VITAMINE C - INTRAVENOUS THERAPY
The initial impetus in vitamine C intravenous, was from Linus Pauling (Nobel Prize) who, together with Ewan Cameron, pioneered the use of high-dose C in degenerative diseases in the 1960s.
Now, there’s new interest in this modality for fighting cancer based on new, exciting research under way at the National Institutes of Health.
Cameron and Pauling found that vitamin C helped cancer patients live about four times longer than cancer patients not given vitamin C. They administered high-dose vitamin C in the form of sodium ascorbate given orally and
intravenously to treat more than 1,000 cancer patients.
Alternative practitioners, meanwhile, sought to resurrect IV vitamin C as a tool in the treatment of cancer, but not until recently has serious academic research resumed.
Many doctors of Integrative Medicine, has undertaken a series of clinical trials to validate the benefits of IV vitamin C in cancer.
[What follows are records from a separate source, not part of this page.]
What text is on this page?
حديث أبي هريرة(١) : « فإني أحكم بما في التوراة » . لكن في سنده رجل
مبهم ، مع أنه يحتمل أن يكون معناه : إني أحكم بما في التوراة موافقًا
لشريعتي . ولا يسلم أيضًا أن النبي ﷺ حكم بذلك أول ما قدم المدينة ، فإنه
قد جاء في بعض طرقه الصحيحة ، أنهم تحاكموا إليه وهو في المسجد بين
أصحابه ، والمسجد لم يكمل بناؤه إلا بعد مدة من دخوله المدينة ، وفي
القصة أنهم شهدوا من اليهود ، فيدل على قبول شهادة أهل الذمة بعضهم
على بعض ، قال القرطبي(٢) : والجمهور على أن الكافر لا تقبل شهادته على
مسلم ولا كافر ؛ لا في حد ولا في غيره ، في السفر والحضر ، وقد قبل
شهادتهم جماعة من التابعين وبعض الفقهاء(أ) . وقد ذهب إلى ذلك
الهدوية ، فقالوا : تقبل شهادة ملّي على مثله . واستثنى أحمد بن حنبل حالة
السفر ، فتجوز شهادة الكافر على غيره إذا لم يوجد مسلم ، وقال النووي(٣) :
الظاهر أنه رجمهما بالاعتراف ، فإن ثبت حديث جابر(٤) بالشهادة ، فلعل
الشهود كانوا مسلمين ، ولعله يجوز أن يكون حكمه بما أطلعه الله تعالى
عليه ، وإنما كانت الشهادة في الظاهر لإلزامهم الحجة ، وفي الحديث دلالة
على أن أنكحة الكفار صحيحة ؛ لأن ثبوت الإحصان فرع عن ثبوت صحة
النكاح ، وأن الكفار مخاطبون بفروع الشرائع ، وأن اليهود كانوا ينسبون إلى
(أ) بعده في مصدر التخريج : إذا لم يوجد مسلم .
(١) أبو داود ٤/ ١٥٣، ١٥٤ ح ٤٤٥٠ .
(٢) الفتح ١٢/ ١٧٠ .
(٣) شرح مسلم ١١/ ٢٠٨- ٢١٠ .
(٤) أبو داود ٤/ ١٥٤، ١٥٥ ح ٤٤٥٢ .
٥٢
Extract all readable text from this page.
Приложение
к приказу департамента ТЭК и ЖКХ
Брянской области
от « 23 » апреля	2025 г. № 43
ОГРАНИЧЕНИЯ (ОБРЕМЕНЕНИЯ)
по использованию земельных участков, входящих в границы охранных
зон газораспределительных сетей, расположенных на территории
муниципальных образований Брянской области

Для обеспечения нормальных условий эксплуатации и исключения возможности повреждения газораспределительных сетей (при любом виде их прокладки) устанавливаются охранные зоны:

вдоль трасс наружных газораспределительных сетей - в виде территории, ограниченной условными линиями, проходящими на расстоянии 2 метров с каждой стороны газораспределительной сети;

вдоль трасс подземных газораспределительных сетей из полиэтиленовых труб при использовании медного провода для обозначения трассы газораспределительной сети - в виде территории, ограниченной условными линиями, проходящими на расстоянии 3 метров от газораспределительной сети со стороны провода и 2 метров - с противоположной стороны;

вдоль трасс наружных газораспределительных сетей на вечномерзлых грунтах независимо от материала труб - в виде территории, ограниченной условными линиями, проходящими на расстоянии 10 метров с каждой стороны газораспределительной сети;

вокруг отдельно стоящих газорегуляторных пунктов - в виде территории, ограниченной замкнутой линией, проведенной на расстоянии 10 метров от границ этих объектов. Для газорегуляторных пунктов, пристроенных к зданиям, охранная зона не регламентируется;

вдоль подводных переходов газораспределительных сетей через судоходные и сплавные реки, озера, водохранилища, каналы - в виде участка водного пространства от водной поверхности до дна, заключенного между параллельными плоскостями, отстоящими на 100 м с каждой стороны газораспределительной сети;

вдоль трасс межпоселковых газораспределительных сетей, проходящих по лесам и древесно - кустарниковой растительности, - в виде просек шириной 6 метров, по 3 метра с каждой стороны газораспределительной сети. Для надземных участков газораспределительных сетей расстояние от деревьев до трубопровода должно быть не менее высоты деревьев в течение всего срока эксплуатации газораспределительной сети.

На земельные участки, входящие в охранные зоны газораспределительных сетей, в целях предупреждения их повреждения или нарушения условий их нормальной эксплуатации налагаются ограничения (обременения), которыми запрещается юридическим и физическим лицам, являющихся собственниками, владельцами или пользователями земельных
An FDA approved trial is now underway.
Research at the National Institutes of Health is beginning to suggest that vitamin C deserves another chance to find its niche in the arsenal of anti-cancer therapies,various degenerative diseases.
When vitamin C given intravenously is delivered in a “drip,” much higher concentrations of C can be attained. At these higher concentrations, vitamin C has different characteristics than if given orally. While oral vitamin C boosts
immunity and assists tissue repair, but it is too weak to do much to kill or inhibit cancer cells. High doses delivered directly into the bloodstream, it may act to increase levels of hydrogen peroxide deep in the tissues where cancer cells lurk.
Vitamin C, when administered by a trained, experienced physician, is safe and well-tolerated, Proper blood tests must be done to ensure that it is well-tolerated, . Doses must be gradually adjusted upward. Not all patients are
candidates for IV vitamin C. Vitamin C can be safely administered even while patients are undergoing chemo and radiation; in fact, the FDA-approved trial at the University of Kansas Medical Center explicitly permits the co-administration of vitamin C
with conventional treatments.
Intravenous vitamin C is support of recovery from cancer, and it is hoped that additional research, now under way, will further document its benefits.